An affix is a bound form that always occurs together with a root of the same root-class and is never separated from the root by a free form or a non-affixal bound form.



These definitions make use of the notions of “root” and “root-class” (defined in Haspelmath 2012) and  “bound (form)” vs. “free (form)” (defined in Haspelmath 2013). All these show leakage as in (1) above, but they are equally applicable to all languages, so they are not incoherent. (I thank Harald Hammarström for a helpful discussion that helped me to come up with the above definitions, which I had not envisaged in 2011.)
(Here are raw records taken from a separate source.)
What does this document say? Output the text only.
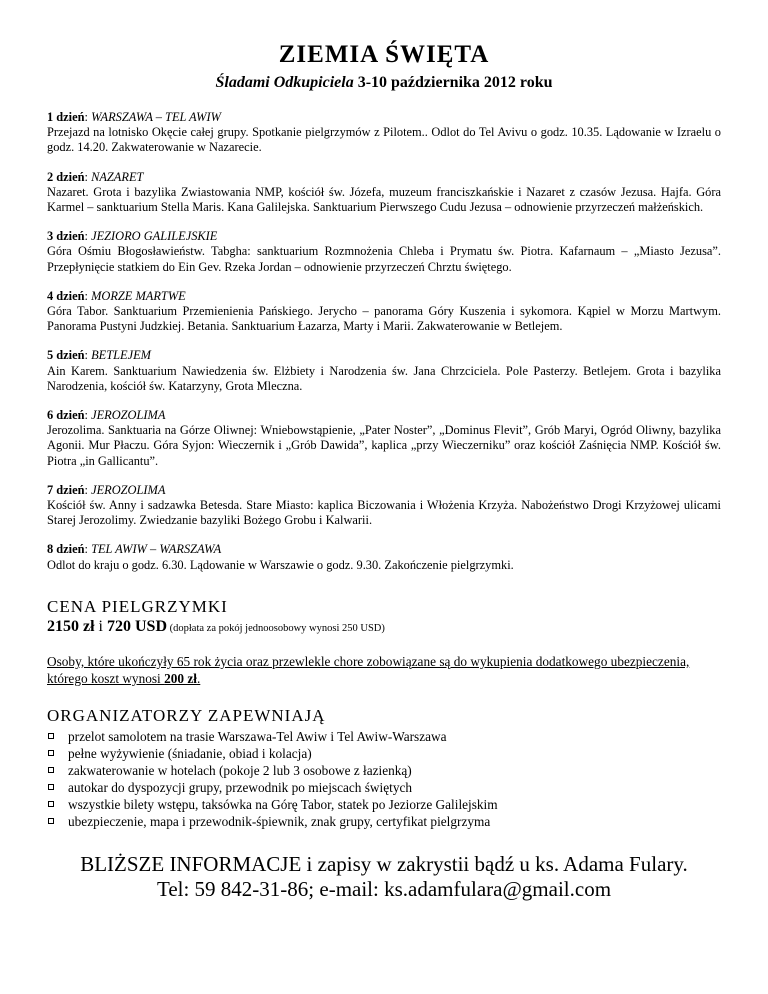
ZIEMIA ŚWIĘTA
Śladami Odkupiciela 3-10 października 2012 roku
1 dzień: WARSZAWA – TEL AWIW
Przejazd na lotnisko Okęcie całej grupy. Spotkanie pielgrzymów z Pilotem.. Odlot do Tel Avivu o godz. 10.35. Lądowanie w Izraelu o godz. 14.20. Zakwaterowanie w Nazarecie.
2 dzień: NAZARET
Nazaret. Grota i bazylika Zwiastowania NMP, kościół św. Józefa, muzeum franciszkańskie i Nazaret z czasów Jezusa. Hajfa. Góra Karmel – sanktuarium Stella Maris. Kana Galilejska. Sanktuarium Pierwszego Cudu Jezusa – odnowienie przyrzeczeń małżeńskich.
3 dzień: JEZIORO GALILEJSKIE
Góra Ośmiu Błogosławieństw. Tabgha: sanktuarium Rozmnożenia Chleba i Prymatu św. Piotra. Kafarnaum – „Miasto Jezusa”. Przepłynięcie statkiem do Ein Gev. Rzeka Jordan – odnowienie przyrzeczeń Chrztu świętego.
4 dzień: MORZE MARTWE
Góra Tabor. Sanktuarium Przemienienia Pańskiego. Jerycho – panorama Góry Kuszenia i sykomora. Kąpiel w Morzu Martwym. Panorama Pustyni Judzkiej. Betania. Sanktuarium Łazarza, Marty i Marii. Zakwaterowanie w Betlejem.
5 dzień: BETLEJEM
Ain Karem. Sanktuarium Nawiedzenia św. Elżbiety i Narodzenia św. Jana Chrzciciela. Pole Pasterzy. Betlejem. Grota i bazylika Narodzenia, kościół św. Katarzyny, Grota Mleczna.
6 dzień: JEROZOLIMA
Jerozolima. Sanktuaria na Górze Oliwnej: Wniebowstąpienie, „Pater Noster”, „Dominus Flevit”, Grób Maryi, Ogród Oliwny, bazylika Agonii. Mur Płaczu. Góra Syjon: Wieczernik i „Grób Dawida”, kaplica „przy Wieczerniku” oraz kościół Zaśnięcia NMP. Kościół św. Piotra „in Gallicantu”.
7 dzień: JEROZOLIMA
Kościół św. Anny i sadzawka Betesda. Stare Miasto: kaplica Biczowania i Włożenia Krzyża. Nabożeństwo Drogi Krzyżowej ulicami Starej Jerozolimy. Zwiedzanie bazyliki Bożego Grobu i Kalwarii.
8 dzień: TEL AWIW – WARSZAWA
Odlot do kraju o godz. 6.30. Lądowanie w Warszawie o godz. 9.30. Zakończenie pielgrzymki.
CENA PIELGRZYMKI
2150 zł i 720 USD (dopłata za pokój jednoosobowy wynosi 250 USD)
Osoby, które ukończyły 65 rok życia oraz przewlekle chore zobowiązane są do wykupienia dodatkowego ubezpieczenia, którego koszt wynosi 200 zł.
ORGANIZATORZY ZAPEWNIAJĄ
przelot samolotem na trasie Warszawa-Tel Awiw i Tel Awiw-Warszawa
pełne wyżywienie (śniadanie, obiad i kolacja)
zakwaterowanie w hotelach (pokoje 2 lub 3 osobowe z łazienką)
autokar do dyspozycji grupy, przewodnik po miejscach świętych
wszystkie bilety wstępu, taksówka na Górę Tabor, statek po Jeziorze Galilejskim
ubezpieczenie, mapa i przewodnik-śpiewnik, znak grupy, certyfikat pielgrzyma
BLIŻSZE INFORMACJE i zapisy w zakrystii bądź u ks. Adama Fulary.
Tel: 59 842-31-86; e-mail: ks.adamfulara@gmail.com
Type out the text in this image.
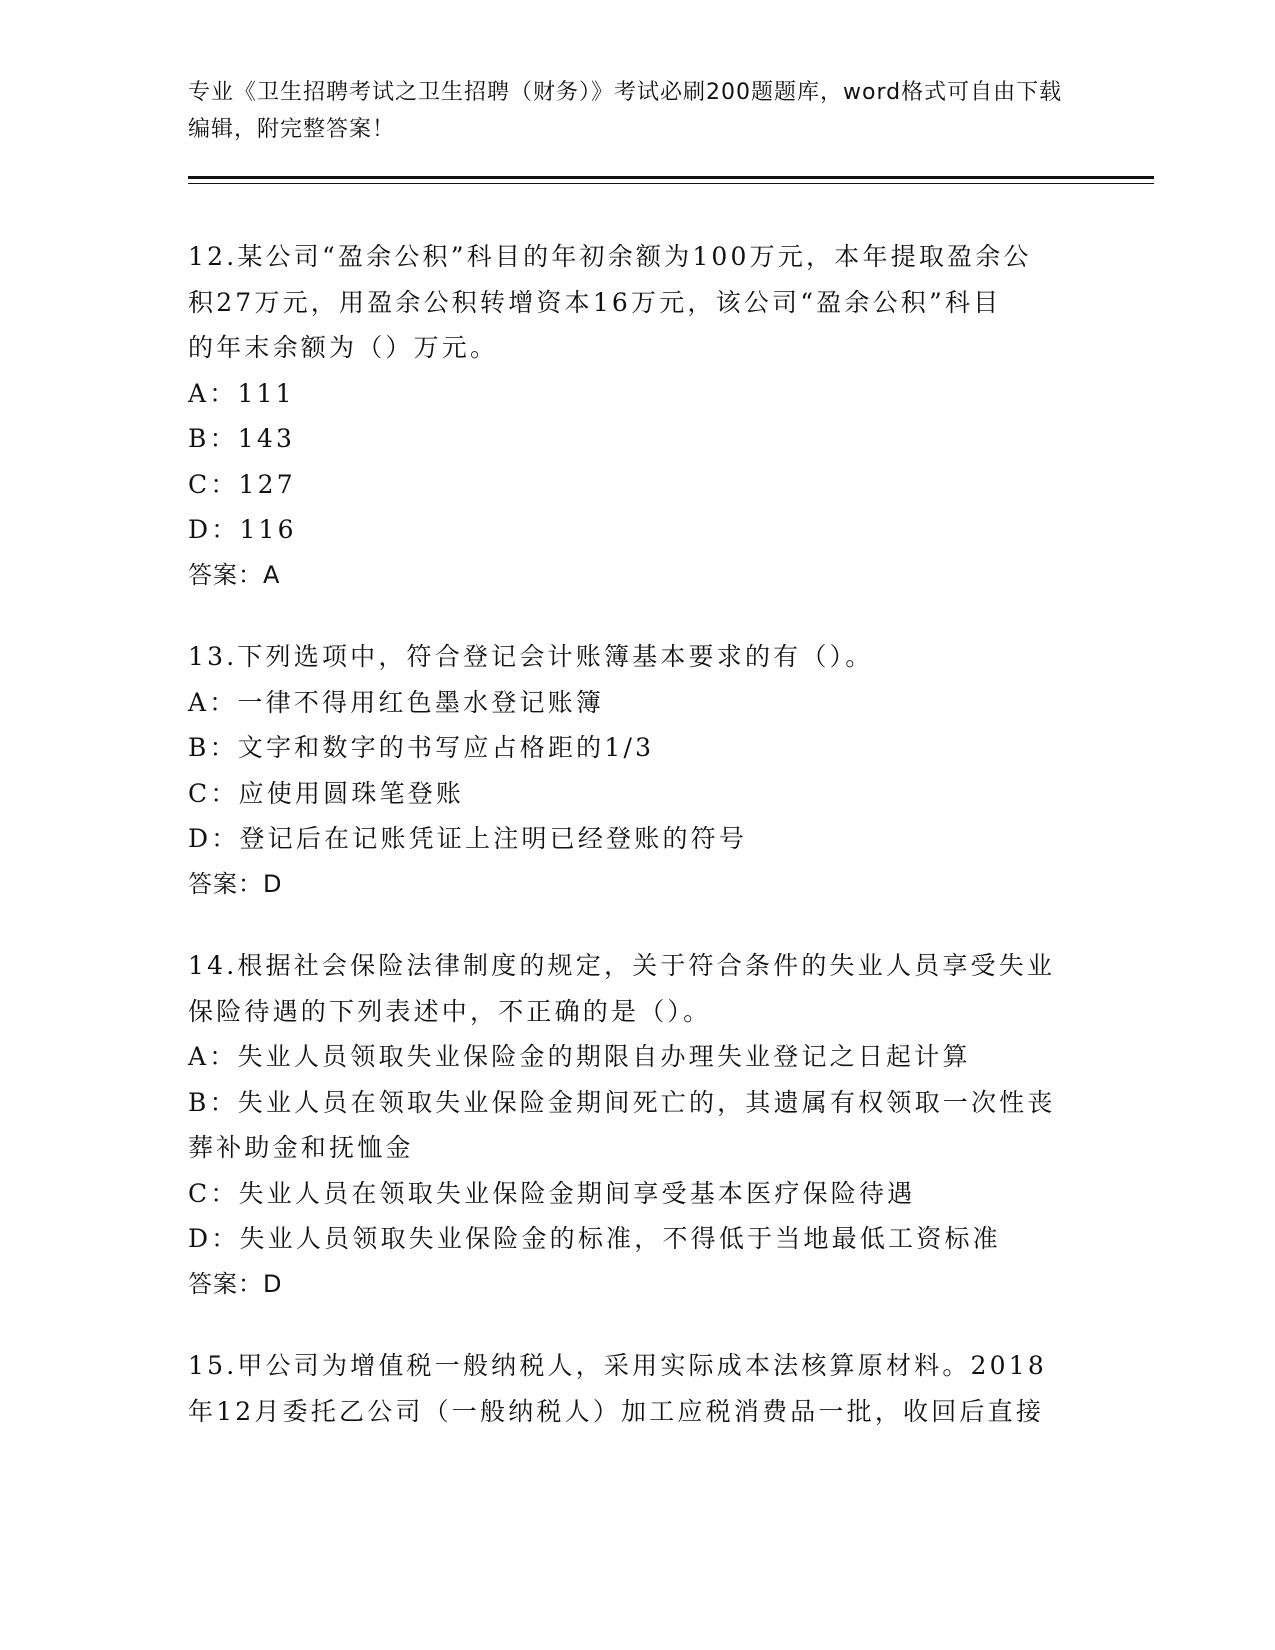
专业《卫生招聘考试之卫生招聘（财务）》考试必刷200题题库，word格式可自由下载编辑，附完整答案！
12.某公司“盈余公积”科目的年初余额为100万元，本年提取盈余公
积27万元，用盈余公积转增资本16万元，该公司“盈余公积”科目
的年末余额为（）万元。
A：111
B：143
C：127
D：116
答案：A
13.下列选项中，符合登记会计账簿基本要求的有（）。
A：一律不得用红色墨水登记账簿
B：文字和数字的书写应占格距的1/3
C：应使用圆珠笔登账
D：登记后在记账凭证上注明已经登账的符号
答案：D
14.根据社会保险法律制度的规定，关于符合条件的失业人员享受失业
保险待遇的下列表述中，不正确的是（）。
A：失业人员领取失业保险金的期限自办理失业登记之日起计算
B：失业人员在领取失业保险金期间死亡的，其遗属有权领取一次性丧
葬补助金和抚恤金
C：失业人员在领取失业保险金期间享受基本医疗保险待遇
D：失业人员领取失业保险金的标准，不得低于当地最低工资标准
答案：D
15.甲公司为增值税一般纳税人，采用实际成本法核算原材料。2018
年12月委托乙公司（一般纳税人）加工应税消费品一批，收回后直接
(What I don’t know at the moment is how to relate “simple morphosyntactic word” to “morphosyntactic word” in general, because I cannot distinguish compounds from phrases comparatively; and I don’t know what to do with “phonological word”.)



Crucially, the definitions above make use of a number of basic concepts that apply to ALL languages in the SAME way. David Gil’s proposal, to measure “bond strength” by means of a range of language-particular phenomena, falls short of this requirement (as already hinted by Eitan Grossman). Note that the problem I have with David’s proposal is not that it provides no categorical contrasts (recall my acceptance of vagueness in (1) above), but that there is no way of telling which phenomena should count as measuring bond strength.



David’s approach resembles Keenan’s (1976) attempt at defining “subject” (perhaps not by accident, because Ed Keenan was David’s PhD supervisor), but I have a similar objection to Keenan: If different criteria are used for different languages, how do we know that we are measuring the same phenomenon across languages? Measuring X by means of Y makes sense only if we know independently that X and Y are very highly correlated. But do we know this, for subjects, or for bond strength?